Got out yesterday afternoon for a spur of the moment ride, Randi was going to hang out with a friend and I asked her to drop me off somewhere so I could ride the Metacomet trail, or my ‘backyard’ trail as I call it and do some exploring. Up until yesterday I had only ever ridden this trail from my house to the CT line on what I call section #1 & #2 of the trail. My usual ride is on section #1 from my house to Rt57 and then back. A couple of times I have crossed Rt57 and ridden the trail to the CT state line and then back home. Talking with my local trail guru, I learned where section #3 of the trail ends, so I decided to start my ride from the end of section #3 in Suffield CT and ride back home. 
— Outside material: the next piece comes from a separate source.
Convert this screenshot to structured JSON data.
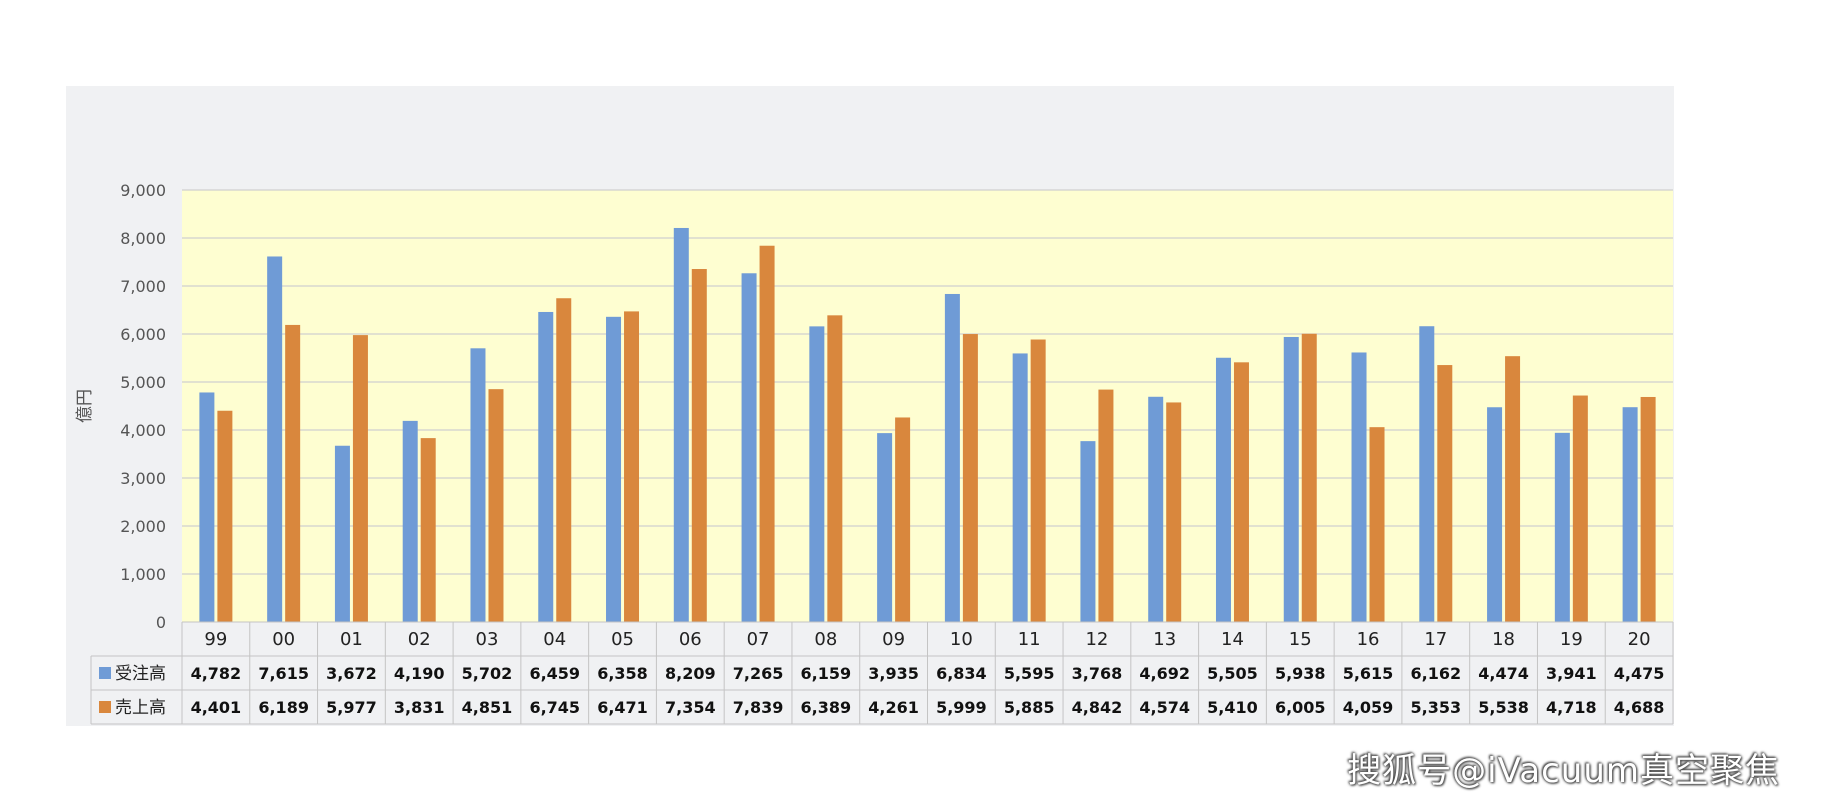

This new section of trail was pretty nice, very rocky / technical double track in spots and some nice technical single track. Seeing how I was riding alone and the rocky trails were slick I choose to take it easy, but there were some nice DH sections that could be a lot of fun next time. The trail was blazed very well and I followed it for several miles until it ended in a large field that is someone’s back yard with a large no trespassing sign. Talking with my local trail guru last night it turns out the trail used to run through this field and hooked directly up to section #2 of the trail on the CT line by crossing the road. The new property owner doesn’t want anyone crossing their property anymore. So know I had to back track and I was on the look out for a trail to the west that would take me out to the road I was riding parallel to. I eventually found one that had recently been ridden by some horses and followed the hoof prints and ended up on the road. From there I road about ½ mile on the road over the CT line to the next section of trail.

Section #2 of the trail that goes from the CT line to Rt57 has seen better days. Since I rode it last years it has taken a beating from ATV’s that are not supposed to ride it. Somewhere along the way the white blazes I was following stopped and a set of blue blazes started so I followed them. Very quickly I realized I was lost but kept following the blue blazes. I ended up in a residential area and asked a guy mowing his lawn where I was. Turned out I was in Agawam and way off course. From there I had to ride several miles on the road to get back to the spot where the trail intersected Rt57. If you look at the GPS track you can see where I kind of take a hard right about mid way, I should have gone straight.

It was hot, muggy and I was really tired at this point and now had to ride that last section of trail which is by far the most technical. It also has quite a bit of climbing. Even though I was really tired I managed to clean 2 climbs that I have never made before heading in that direction. The new bike has really made me a much better climber. I rode this section pretty slow and played around on some rock features here and there. Finally made it back to the house, had a couple of fudgsicles and pretty much passed out.


----------



## GrilledSteezeSandwich (May 10, 2009)

wow..a two state ride..one of these days I'm riding over to Jersey..


----------



## RootDKJ (May 11, 2009)

GrilledSteezeSandwich said:


> wow..a two state ride..one of these days I'm riding over to Jersey..


see you on the other side...


----------



## GrilledSteezeSandwich (May 11, 2009)

RootDKJ said:


> see you on the other side...



ahahaha


----------